8. Except for the correlation between E and C_E, none of the other correlations are greater than 0.4. Thus, it is less likely that our regression results are seriously affected by multicollinearity.
9. Our matching procedure is based on the auditor-switching sample to control for the systemic differences in firm and auditor characteristics between switching and non-switching firms.
10. Specifically, we limit the sample to have an auditor change for year t and to have all data for the next consecutive two years. As a result, we have 22 and 406 observations for OS switching and non-OS switching samples, respectively. The ERC of the OS switching sample is statistically insignificant for t, t + 1 and t + 2, although the difference in t and t + 1 is statistically significant at the 10% level (F-statistics = 3.36). The statistical insignificance may be caused by the small sample size given the sample restriction.
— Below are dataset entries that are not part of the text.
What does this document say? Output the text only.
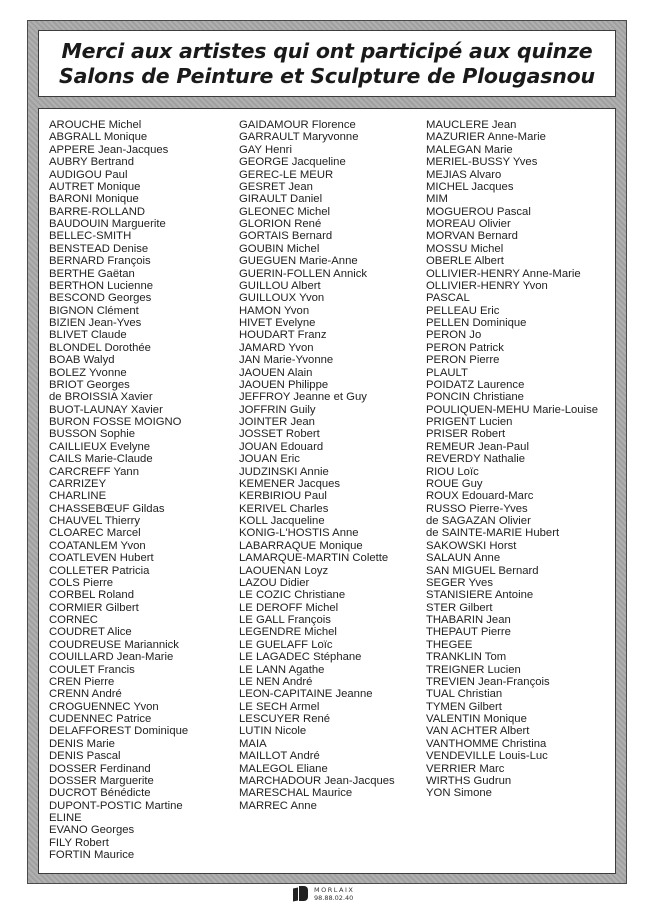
Merci aux artistes qui ont participé aux quinze
Salons de Peinture et Sculpture de Plougasnou
AROUCHE Michel
ABGRALL Monique
APPERE Jean-Jacques
AUBRY Bertrand
AUDIGOU Paul
AUTRET Monique
BARONI Monique
BARRE-ROLLAND
BAUDOUIN Marguerite
BELLEC-SMITH
BENSTEAD Denise
BERNARD François
BERTHE Gaëtan
BERTHON Lucienne
BESCOND Georges
BIGNON Clément
BIZIEN Jean-Yves
BLIVET Claude
BLONDEL Dorothée
BOAB Walyd
BOLEZ Yvonne
BRIOT Georges
de BROISSIA Xavier
BUOT-LAUNAY Xavier
BURON FOSSE MOIGNO
BUSSON Sophie
CAILLIEUX Evelyne
CAILS Marie-Claude
CARCREFF Yann
CARRIZEY
CHARLINE
CHASSEBŒUF Gildas
CHAUVEL Thierry
CLOAREC Marcel
COATANLEM Yvon
COATLEVEN Hubert
COLLETER Patricia
COLS Pierre
CORBEL Roland
CORMIER Gilbert
CORNEC
COUDRET Alice
COUDREUSE Mariannick
COUILLARD Jean-Marie
COULET Francis
CREN Pierre
CRENN André
CROGUENNEC Yvon
CUDENNEC Patrice
DELAFFOREST Dominique
DENIS Marie
DENIS Pascal
DOSSER Ferdinand
DOSSER Marguerite
DUCROT Bénédicte
DUPONT-POSTIC Martine
ELINE
EVANO Georges
FILY Robert
FORTIN Maurice
GAIDAMOUR Florence
GARRAULT Maryvonne
GAY Henri
GEORGE Jacqueline
GEREC-LE MEUR
GESRET Jean
GIRAULT Daniel
GLEONEC Michel
GLORION René
GORTAIS Bernard
GOUBIN Michel
GUEGUEN Marie-Anne
GUERIN-FOLLEN Annick
GUILLOU Albert
GUILLOUX Yvon
HAMON Yvon
HIVET Evelyne
HOUDART Franz
JAMARD Yvon
JAN Marie-Yvonne
JAOUEN Alain
JAOUEN Philippe
JEFFROY Jeanne et Guy
JOFFRIN Guily
JOINTER Jean
JOSSET Robert
JOUAN Edouard
JOUAN Eric
JUDZINSKI Annie
KEMENER Jacques
KERBIRIOU Paul
KERIVEL Charles
KOLL Jacqueline
KONIG-L'HOSTIS Anne
LABARRAQUE Monique
LAMARQUE-MARTIN Colette
LAOUENAN Loyz
LAZOU Didier
LE COZIC Christiane
LE DEROFF Michel
LE GALL François
LEGENDRE Michel
LE GUELAFF Loïc
LE LAGADEC Stéphane
LE LANN Agathe
LE NEN André
LEON-CAPITAINE Jeanne
LE SECH Armel
LESCUYER René
LUTIN Nicole
MAIA
MAILLOT André
MALEGOL Eliane
MARCHADOUR Jean-Jacques
MARESCHAL Maurice
MARREC Anne
MAUCLERE Jean
MAZURIER Anne-Marie
MALEGAN Marie
MERIEL-BUSSY Yves
MEJIAS Alvaro
MICHEL Jacques
MIM
MOGUEROU Pascal
MOREAU Olivier
MORVAN Bernard
MOSSU Michel
OBERLE Albert
OLLIVIER-HENRY Anne-Marie
OLLIVIER-HENRY Yvon
PASCAL
PELLEAU Eric
PELLEN Dominique
PERON Jo
PERON Patrick
PERON Pierre
PLAULT
POIDATZ Laurence
PONCIN Christiane
POULIQUEN-MEHU Marie-Louise
PRIGENT Lucien
PRISER Robert
REMEUR Jean-Paul
REVERDY Nathalie
RIOU Loïc
ROUE Guy
ROUX Edouard-Marc
RUSSO Pierre-Yves
de SAGAZAN Olivier
de SAINTE-MARIE Hubert
SAKOWSKI Horst
SALAUN Anne
SAN MIGUEL Bernard
SEGER Yves
STANISIERE Antoine
STER Gilbert
THABARIN Jean
THEPAUT Pierre
THEGEE
TRANKLIN Tom
TREIGNER Lucien
TREVIEN Jean-François
TUAL Christian
TYMEN Gilbert
VALENTIN Monique
VAN ACHTER Albert
VANTHOMME Christina
VENDEVILLE Louis-Luc
VERRIER Marc
WIRTHS Gudrun
YON Simone
MORLAIX
98.88.02.40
11. When we further divide firms switching auditors to non-Big 4 into two groups depending on whether the incumbent auditor is Big 4 or non-Big 4, we find inconsistent results. The negative market reaction is more prevalent for OS-motivated auditor change from non-Big4 to non-Big4 auditors. However, there are very small number of switching observations from Big4 to non-Big4 (12.33%, N = 9), which may influence our results. In addition, Lawrence, Minutti-Meza, and Zhang (Citation2011) argue that the inability of non-Big 4 firms to obtain affordable insurance coverage may increase the audit effort of non-Big 4 firms relative to Big 4 firms because smaller audit firms have difficulty to obtain a similar level of backing from insurance companies. This suggests that ex-post audit quality may vary among non-Big4 firms, making investors perceive that the opportunities for OS are higher for the auditor changes between non-Big 4 firms.